Latin American plastic product manufacturers have been facing a significant surge in freight costs from Asia to the Americas since early April, with prices exceeding $10,000 per 40-foot container (FEU) heading into June, compared with approximately $1,170/FEU at the end of March.

This high value was reported to Argus by polymer traders in the Manaus Free Trade Zone last week. It is the highest rate reported by market participants in the region. But data collected by Argus shows that average freight rates from Asia to the east coast of South America were between $6,800-$8,000/FEU on 31 May. In the two following weeks, prices hit $8,000-8,500/FEU.

The phenomenon is connected to a logistics readjustment following disruptions on major global shipping routes since last year.
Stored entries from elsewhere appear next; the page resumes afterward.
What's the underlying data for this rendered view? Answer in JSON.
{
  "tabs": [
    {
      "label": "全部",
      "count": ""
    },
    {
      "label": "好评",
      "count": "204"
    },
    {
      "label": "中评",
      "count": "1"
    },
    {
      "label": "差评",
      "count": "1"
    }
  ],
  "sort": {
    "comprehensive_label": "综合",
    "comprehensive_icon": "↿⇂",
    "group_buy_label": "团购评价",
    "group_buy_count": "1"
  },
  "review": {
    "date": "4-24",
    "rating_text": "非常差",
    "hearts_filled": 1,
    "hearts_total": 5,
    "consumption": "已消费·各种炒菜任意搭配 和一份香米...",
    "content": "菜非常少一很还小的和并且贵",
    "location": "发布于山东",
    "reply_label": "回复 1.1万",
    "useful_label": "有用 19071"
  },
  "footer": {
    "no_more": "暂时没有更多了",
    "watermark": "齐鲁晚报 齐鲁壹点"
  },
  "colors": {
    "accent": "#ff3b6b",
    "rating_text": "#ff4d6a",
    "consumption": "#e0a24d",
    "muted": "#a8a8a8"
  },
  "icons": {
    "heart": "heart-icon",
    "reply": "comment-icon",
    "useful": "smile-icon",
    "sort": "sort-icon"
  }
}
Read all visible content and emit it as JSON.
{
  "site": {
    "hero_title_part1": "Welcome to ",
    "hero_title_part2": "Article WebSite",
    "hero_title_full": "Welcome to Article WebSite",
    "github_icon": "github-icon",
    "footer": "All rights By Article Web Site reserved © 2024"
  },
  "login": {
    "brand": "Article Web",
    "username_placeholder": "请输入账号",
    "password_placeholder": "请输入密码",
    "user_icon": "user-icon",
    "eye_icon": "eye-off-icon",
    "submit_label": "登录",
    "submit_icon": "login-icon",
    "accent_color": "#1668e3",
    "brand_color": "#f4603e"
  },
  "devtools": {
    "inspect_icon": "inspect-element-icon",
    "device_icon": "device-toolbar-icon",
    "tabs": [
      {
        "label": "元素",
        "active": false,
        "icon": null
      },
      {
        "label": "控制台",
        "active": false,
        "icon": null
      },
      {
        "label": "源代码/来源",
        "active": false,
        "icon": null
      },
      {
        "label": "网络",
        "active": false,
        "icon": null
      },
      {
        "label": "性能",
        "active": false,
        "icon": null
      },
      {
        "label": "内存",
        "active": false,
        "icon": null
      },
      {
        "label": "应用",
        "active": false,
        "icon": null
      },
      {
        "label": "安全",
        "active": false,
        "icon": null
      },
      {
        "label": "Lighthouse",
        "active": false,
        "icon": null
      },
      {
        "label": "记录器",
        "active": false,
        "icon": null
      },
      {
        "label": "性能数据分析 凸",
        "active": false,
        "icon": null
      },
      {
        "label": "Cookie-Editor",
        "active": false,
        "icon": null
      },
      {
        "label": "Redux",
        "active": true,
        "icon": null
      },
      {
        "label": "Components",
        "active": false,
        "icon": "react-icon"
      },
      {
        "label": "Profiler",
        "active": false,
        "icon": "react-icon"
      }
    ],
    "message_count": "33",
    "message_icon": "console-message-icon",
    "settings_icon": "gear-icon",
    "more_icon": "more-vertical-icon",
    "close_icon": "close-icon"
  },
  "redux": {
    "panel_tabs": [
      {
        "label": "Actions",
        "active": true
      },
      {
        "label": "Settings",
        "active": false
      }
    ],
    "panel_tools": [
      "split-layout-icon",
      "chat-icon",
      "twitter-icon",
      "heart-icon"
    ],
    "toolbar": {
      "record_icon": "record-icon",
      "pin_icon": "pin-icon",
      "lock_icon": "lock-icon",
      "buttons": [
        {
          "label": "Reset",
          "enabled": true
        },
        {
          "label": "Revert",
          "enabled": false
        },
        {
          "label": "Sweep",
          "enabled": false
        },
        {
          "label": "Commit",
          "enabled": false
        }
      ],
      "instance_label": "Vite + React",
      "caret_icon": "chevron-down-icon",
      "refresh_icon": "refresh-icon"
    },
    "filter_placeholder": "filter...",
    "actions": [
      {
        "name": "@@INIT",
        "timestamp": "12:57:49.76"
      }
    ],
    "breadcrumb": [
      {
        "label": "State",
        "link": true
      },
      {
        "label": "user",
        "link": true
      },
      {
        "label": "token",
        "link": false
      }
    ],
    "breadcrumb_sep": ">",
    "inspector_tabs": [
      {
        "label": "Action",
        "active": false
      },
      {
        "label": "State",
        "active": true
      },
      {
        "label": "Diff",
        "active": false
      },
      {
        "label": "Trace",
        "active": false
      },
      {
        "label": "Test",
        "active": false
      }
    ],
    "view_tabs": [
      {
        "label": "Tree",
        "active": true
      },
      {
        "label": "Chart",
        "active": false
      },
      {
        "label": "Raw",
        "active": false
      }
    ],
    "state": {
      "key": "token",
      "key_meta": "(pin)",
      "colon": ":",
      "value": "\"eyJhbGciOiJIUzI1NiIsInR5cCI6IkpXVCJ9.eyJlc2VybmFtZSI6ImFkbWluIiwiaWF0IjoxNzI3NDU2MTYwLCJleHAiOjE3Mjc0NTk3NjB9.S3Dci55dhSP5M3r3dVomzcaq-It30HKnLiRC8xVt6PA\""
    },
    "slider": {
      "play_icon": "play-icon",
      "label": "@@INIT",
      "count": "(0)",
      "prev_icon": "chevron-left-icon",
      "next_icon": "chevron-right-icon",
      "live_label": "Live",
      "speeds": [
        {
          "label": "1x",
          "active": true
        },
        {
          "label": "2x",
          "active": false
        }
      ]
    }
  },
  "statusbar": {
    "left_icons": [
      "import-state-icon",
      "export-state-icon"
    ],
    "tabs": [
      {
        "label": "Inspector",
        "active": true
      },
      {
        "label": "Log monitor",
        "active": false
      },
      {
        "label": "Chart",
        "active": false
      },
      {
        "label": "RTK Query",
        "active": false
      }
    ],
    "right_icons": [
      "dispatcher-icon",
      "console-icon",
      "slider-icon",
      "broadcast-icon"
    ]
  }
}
But the current situation also has a unique cause: electric vehicles imports from China to Latin America.

Chinese electric car manufacturers have been taking advantage of available space on vessels traveling the Asia-South America route before an increase in import tariffs on these vehicles. In Brazil, import duties are set to rise in July for all types of electrified vehicles, from 10pc to 18pc for fully electrified cars, from 12pc to 20pc for hybrid cars, and up to 25pc for non-rechargeable hybrid vehicles.

This window of opportunity exploited by Chinese manufacturers has overloaded ships on the China-Brazil route, both for cars and containers filled with spare parts and components. Importers of other materials, such as polyethylene (PE) and polypropylene (PP), have been significantly affected. In the case of PP, some importers have stopped importing this resin from China and other Asian countries due to the substantial increase in freight costs.

As a result, PP buyers in Brazil and the rest of South America are meeting their needs with material sourced from the Middle East (in Brazil's case) and the US (for countries on the west coast of South America), or from regional producers like Braskem in Brazil, Esenttía in Colombia, Petrocuyo in Argentina, and to a lesser extent, Petroquim in Chile.

Logistical Disruptions

The current higher maritime freight rates between Asia and South America follow logistical disruptions in two of the world's most important navigation channels, the Panama Canal and the Suez Canal.

The Panama Canal faced challenges last year due to severe drought, resulting in a decrease in authorized vessel crossings between the Atlantic and Pacific oceans. The usual 30 transits dropped to around 18 in February.

While the situation in the Panama Canal is gradually improving, it has had consequences for commercial flows between polymer producers in Asia and consumers on the east coast of South America, namely Brazil and Argentina. Similarly, disruptions occurred between European producers and consumers on the west coast of South America, like Colombia, Peru, Ecuador and Chile.

Another critical maritime trade corridor, the Suez Canal, which connects the Mediterranean Sea to the Red Sea, continues to be impacted by armed actions from military groups. As a result, shipping companies have increasingly preferred the longer route around Africa's Cape of Good Hope, despite the longer distances and significantly elevated freight costs.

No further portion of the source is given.